Is the Home Guarantee Scheme a good deal for buyers?
Billed as inspiring first home buyers into home ownership sooner than traditional routes, does the Home Guarantee Scheme (HGS) set its benefactors up for financial failure?
In short, no. According to the National Housing Finance and Investment Corporation’s (NHFIC) Home Guarantee Scheme trends and insights reports for the 2022–23 financial year, less than 0.1 per cent of loans delivered by the scheme’s various offerings are in arrears.
While the report outlined the macro-economic environment may result in arrears rising in coming years, the present levels are reportedly considerably less than the market average for high loan-to-value (LVR) lending. The average LVR for the First Home Buyers Guarantee (FHBG) and the Regional First Home Buyers Guarantee (RFBHG) is approximately 93 per cent, with that figure jumping to 96 per cent for the First Home Guarantee (FHG) scheme.

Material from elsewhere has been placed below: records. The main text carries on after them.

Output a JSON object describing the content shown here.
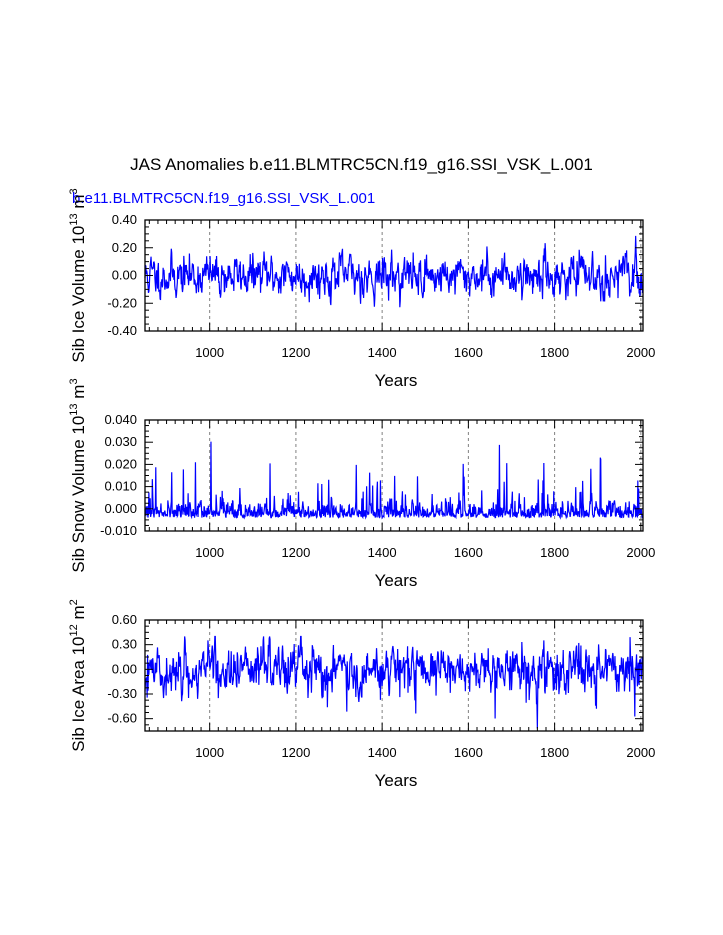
{
  "title": "JAS Anomalies b.e11.BLMTRC5CN.f19_g16.SSI_VSK_L.001",
  "case_label": "b.e11.BLMTRC5CN.f19_g16.SSI_VSK_L.001",
  "colors": {
    "series": "#0000ff",
    "axes": "#000000",
    "reference_lines": "#808080"
  },
  "chart_data": [
    {
      "type": "line",
      "series": [
        {
          "color": "#0000ff"
        }
      ],
      "ylabel": "Sib Ice Volume 10^13 m^3",
      "xlabel": "Years",
      "xlim": [
        850,
        2005
      ],
      "ylim": [
        -0.4,
        0.4
      ],
      "xticks": [
        "1000",
        "1200",
        "1400",
        "1600",
        "1800",
        "2000"
      ],
      "yticks": [
        "-0.40",
        "-0.20",
        "0.00",
        "0.20",
        "0.40"
      ],
      "reference_years": [
        1000,
        1200,
        1400,
        1600,
        1800,
        2000
      ],
      "grid": false
    },
    {
      "type": "line",
      "series": [
        {
          "color": "#0000ff"
        }
      ],
      "ylabel": "Sib Snow Volume 10^13 m^3",
      "xlabel": "Years",
      "xlim": [
        850,
        2005
      ],
      "ylim": [
        -0.01,
        0.04
      ],
      "xticks": [
        "1000",
        "1200",
        "1400",
        "1600",
        "1800",
        "2000"
      ],
      "yticks": [
        "-0.010",
        "0.000",
        "0.010",
        "0.020",
        "0.030",
        "0.040"
      ],
      "reference_years": [
        1000,
        1200,
        1400,
        1600,
        1800,
        2000
      ],
      "grid": false
    },
    {
      "type": "line",
      "series": [
        {
          "color": "#0000ff"
        }
      ],
      "ylabel": "Sib Ice Area 10^12 m^2",
      "xlabel": "Years",
      "xlim": [
        850,
        2005
      ],
      "ylim": [
        -0.75,
        0.6
      ],
      "xticks": [
        "1000",
        "1200",
        "1400",
        "1600",
        "1800",
        "2000"
      ],
      "yticks": [
        "-0.60",
        "-0.30",
        "0.00",
        "0.30",
        "0.60"
      ],
      "reference_years": [
        1000,
        1200,
        1400,
        1600,
        1800,
        2000
      ],
      "grid": false
    }
  ]
}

In every single scheme of the HGS portfolio, including the three aforementioned programs, the portion of loan repayments in advance is over 55 per cent.
These figures come despite Hugh Hartigan, head of research at the NHFIC, noting the “broader macro-economic environment, with rapidly rising interest rates, has substantially decreased mortgage serviceability”.

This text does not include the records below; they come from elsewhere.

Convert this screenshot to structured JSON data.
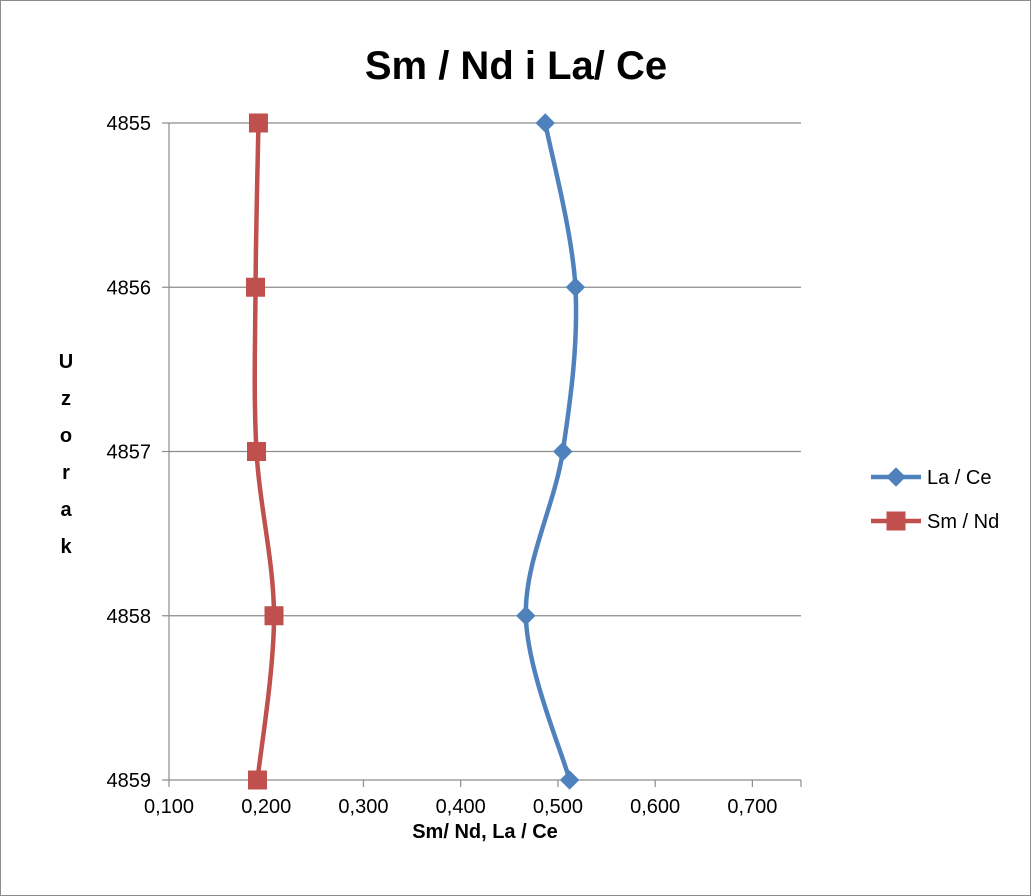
{
  "chart_data": {
    "type": "line",
    "title": "Sm / Nd i La/ Ce",
    "xlabel": "Sm/ Nd, La / Ce",
    "ylabel": "Uzorak",
    "xlim": [
      0.1,
      0.75
    ],
    "x_ticks": [
      "0,100",
      "0,200",
      "0,300",
      "0,400",
      "0,500",
      "0,600",
      "0,700"
    ],
    "x_tick_values": [
      0.1,
      0.2,
      0.3,
      0.4,
      0.5,
      0.6,
      0.7
    ],
    "y_categories": [
      "4855",
      "4856",
      "4857",
      "4858",
      "4859"
    ],
    "y_reversed": true,
    "smooth": true,
    "grid": "horizontal",
    "legend_position": "right",
    "series": [
      {
        "name": "La / Ce",
        "color": "#4f81bd",
        "marker": "diamond",
        "values": [
          0.487,
          0.518,
          0.505,
          0.467,
          0.512
        ]
      },
      {
        "name": "Sm / Nd",
        "color": "#c0504d",
        "marker": "square",
        "values": [
          0.192,
          0.189,
          0.19,
          0.208,
          0.191
        ]
      }
    ]
  }
}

Mr Hartigan revealed the prevailing economic environment has had “flow on effects for affordability”. His estimation was supported by the report’s findings that the debt-to-income ratio for couples using the FHBG rose from 3.6 in the 2021–22 financial year, to 4.2 last financial year.
However, for single applicants of the same scheme, their DTI ratio, 5.3 times their average income, remained consistent with the previous year, while DTI ratios for RFHBG applicants were slightly lower than those in the broader FHBG.

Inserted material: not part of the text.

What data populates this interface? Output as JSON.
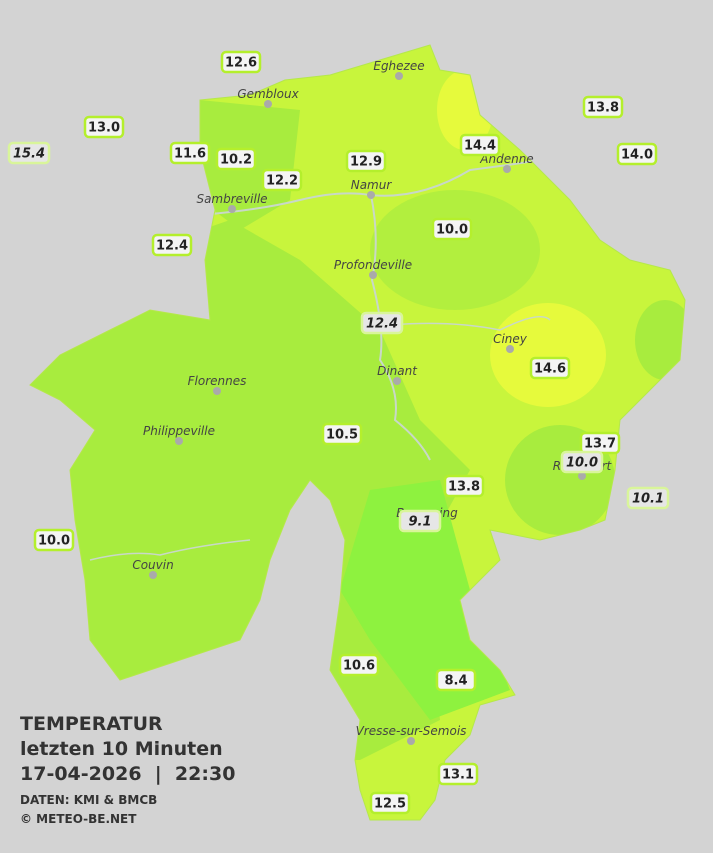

And while many remain wrapped in fears of the looming mortgage cliff, expected to kick in sometime later this year, the report found scheme loan holders face a more gradual expiration of their fixed rate loans throughout the remainder of this year and 2024.
Around 33 per cent of loans issued under the scheme will expire in the second half of 2023, followed by 23.1 per cent in the first six months of 2024, and 17.4 per cent in the final half of next year. Moving beyond that, nearly 14 per cent of loans’ fixed rates will expire in the opening half of 2025, before just over 11 per cent to expire in the 18 months following.
Moreover, the report highlights entering into the HGS and any of its related offerings is not a life sentence, with nearly 10,000 households, or around 12 per cent of all guarantees issued, having already transitioned out of the scheme.
It found many buyers able to transition out of the scheme have accumulated enough equity to achieve an LVR of less than 80 per cent and therefore no longer require a guarantee.
The data is another string in the HGS’ bow, following the June celebration of its 100,000th purchase facilitation, and highlights the financial feasibility of the scheme.